Full Episode Transcript:

Male Announcer: You’re listening to From Pain to Possibility with Susi Hately. You will hear Susi’s best ideas on how to reduce or even eradicate your pain and learn how to listen to your body when it whispers so you don’t have to hear it scream. And now here’s your host, Susi Hately.

Welcome back to this mini series on the neck. And this is a continuation from our last episode where I walked you through an exploration of some common neck stretches. And truly, I don’t love that term stretch because it often will lead people to thinking that they need to have a stretch sensation in order to know if they’re doing something correctly.

And the reality is, a stretch sensation really is a stretch sensation and we can compensate our way into a stretch sensation. So really a stretch sensation doesn’t let us know if we’re doing anything correctly or incorrectly or if we’re doing something good for ourselves or not good for ourselves. I like to say the stretch sensation simply is that, a stretch sensation.

And when we can pay attention to objectively what is happening and become aware of the other sensations that exist, we can have a more full experience of what a movement is offering and if a movement is available or helpful to us or not.

So with this episode I want to take this to the next step and take you through another exploration utilizing a twist which you can do in sitting. And then I’ll bring you into legs up the wall. Now, if you would rather just listen and not explore, that’s totally cool. The idea is for you to embody the information and just notice what you feel in your body, what subjectively becomes aware to you and how that can correspond to the objective nature of movement.

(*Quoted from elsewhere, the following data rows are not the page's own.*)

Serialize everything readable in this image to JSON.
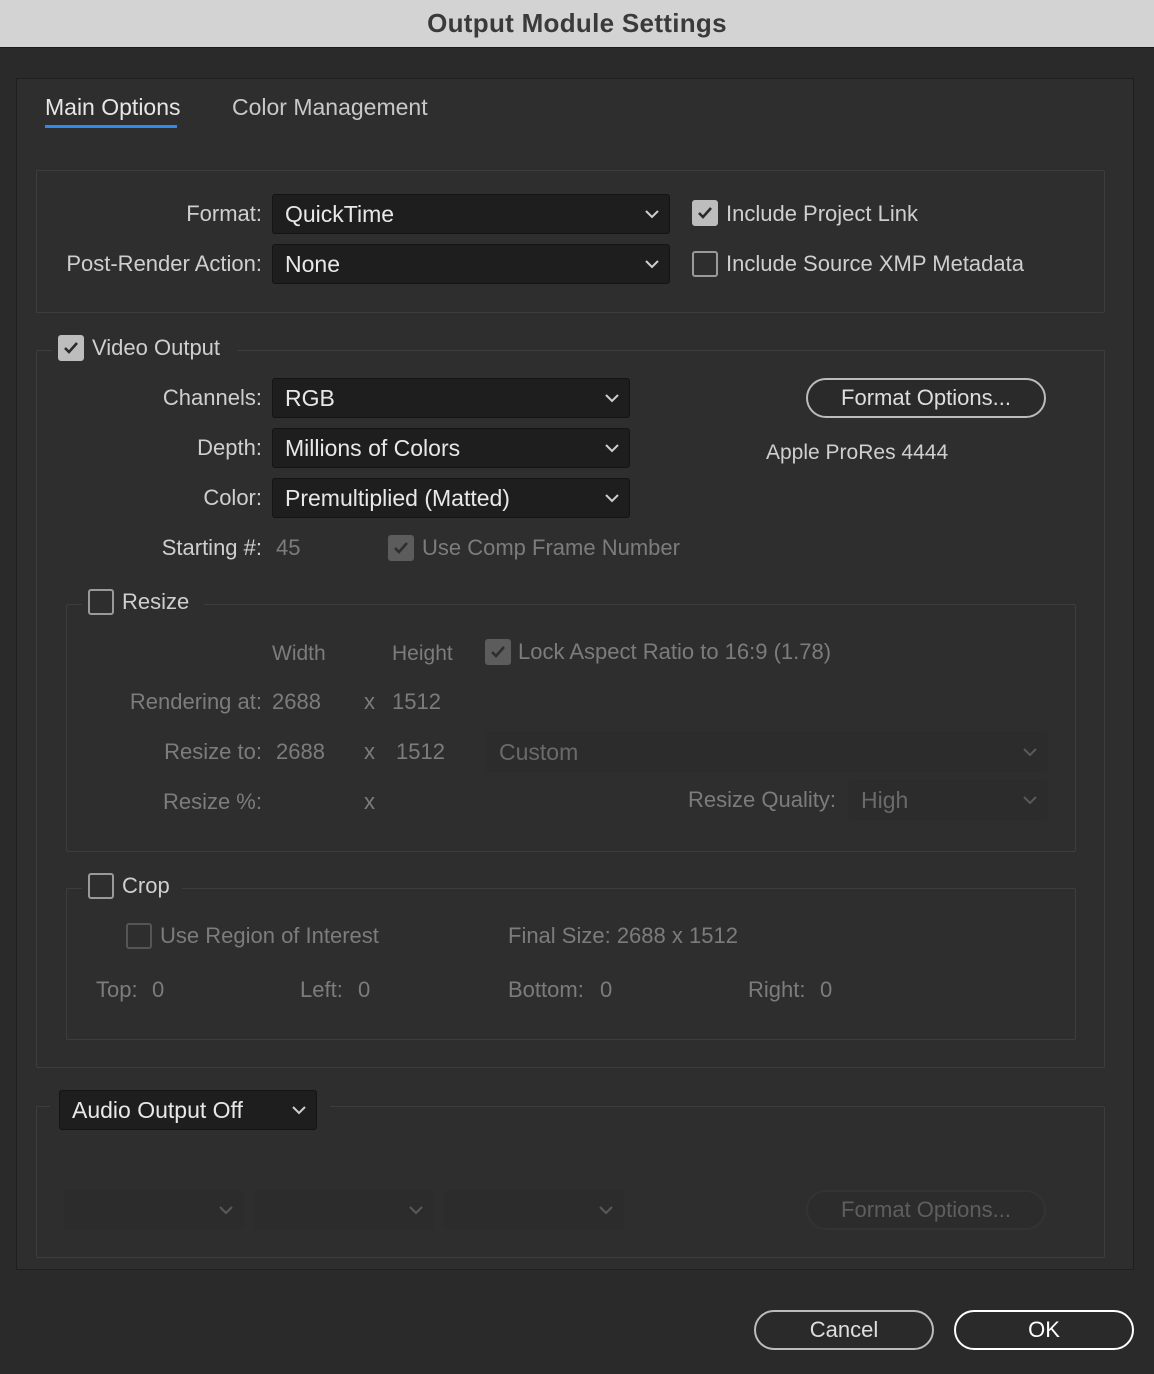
{
  "window": {
    "title": "Output Module Settings"
  },
  "tabs": [
    {
      "label": "Main Options",
      "active": true
    },
    {
      "label": "Color Management",
      "active": false
    }
  ],
  "format_section": {
    "format_label": "Format:",
    "format_value": "QuickTime",
    "post_render_label": "Post-Render Action:",
    "post_render_value": "None",
    "include_project_link": {
      "label": "Include Project Link",
      "checked": true
    },
    "include_xmp": {
      "label": "Include Source XMP Metadata",
      "checked": false
    }
  },
  "video_output": {
    "label": "Video Output",
    "checked": true,
    "channels_label": "Channels:",
    "channels_value": "RGB",
    "depth_label": "Depth:",
    "depth_value": "Millions of Colors",
    "color_label": "Color:",
    "color_value": "Premultiplied (Matted)",
    "starting_label": "Starting #:",
    "starting_value": "45",
    "use_comp_frame": {
      "label": "Use Comp Frame Number",
      "checked": true
    },
    "format_options_button": "Format Options...",
    "codec": "Apple ProRes 4444"
  },
  "resize": {
    "label": "Resize",
    "checked": false,
    "width_header": "Width",
    "height_header": "Height",
    "lock_aspect": {
      "label": "Lock Aspect Ratio to 16:9 (1.78)",
      "checked": true
    },
    "rendering_label": "Rendering at:",
    "rendering_width": "2688",
    "rendering_height": "1512",
    "resize_to_label": "Resize to:",
    "resize_to_width": "2688",
    "resize_to_height": "1512",
    "preset_value": "Custom",
    "resize_pct_label": "Resize %:",
    "x_sign": "x",
    "quality_label": "Resize Quality:",
    "quality_value": "High"
  },
  "crop": {
    "label": "Crop",
    "checked": false,
    "use_roi": {
      "label": "Use Region of Interest",
      "checked": false
    },
    "final_size": "Final Size: 2688 x 1512",
    "top_label": "Top:",
    "top_value": "0",
    "left_label": "Left:",
    "left_value": "0",
    "bottom_label": "Bottom:",
    "bottom_value": "0",
    "right_label": "Right:",
    "right_value": "0"
  },
  "audio": {
    "dropdown_value": "Audio Output Off",
    "format_options_button": "Format Options..."
  },
  "footer": {
    "cancel": "Cancel",
    "ok": "OK"
  },
  "colors": {
    "accent": "#2d8ceb",
    "background": "#2a2a2a",
    "titlebar": "#d3d3d3"
  },
  "icons": {
    "dropdown": "chevron-down-icon",
    "check": "checkmark-icon"
  }
}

So subjective is what you feel, and objective is what is actually happening with your parts that are moving. So let’s begin. To set ourselves up for this experience I’d like you to first bring your hands to your neck. And just notice what your neck feels like today. The front of the neck, sides, the back of your neck. Notice if there’s any tension or tightness patterns.

And where do those exist? Are they closer up towards the jaw or the face? Are they more around the front or the sides or the back? Are they closer down towards your rib cage or along towards your shoulders? Become aware of what your tendencies and your habitual patterns are displaying right now.

And if it’s comfortable, allow your hands to linger here as I guide you into a twist to your left. Now, to move into a twist I like to have people focus on two parts of their body initially. One being their pelvis and the other one being their ribcage. And if I can add a third for fun it’s the space between the ribcage and the pelvis because it’s in that space where the obliques are. That’s the engine of your twist.

And the obliques will be moving your rib cage and your pelvis will stay quiet. Not anchored, but quiet. So, if you can, keep your nose in line with your breastbone and allow yourself to come into this twist thinking about those obliques as being the driver of the movement of your ribs toward the left, a rotation to the left. And then coming back to center and moving to the other side.

Just check in. What are you feeling through your rib cage? And come back. And on the second repetition, as you move to the left, feel what’s happening through the neck. If there’s anything changing in the neck as you twist. Anything happening through the rib cage? Meaning anything increasing in terms of tension or tightness. Are your eyes getting tighter or your tongue getting tighter or your jaw becoming tighter?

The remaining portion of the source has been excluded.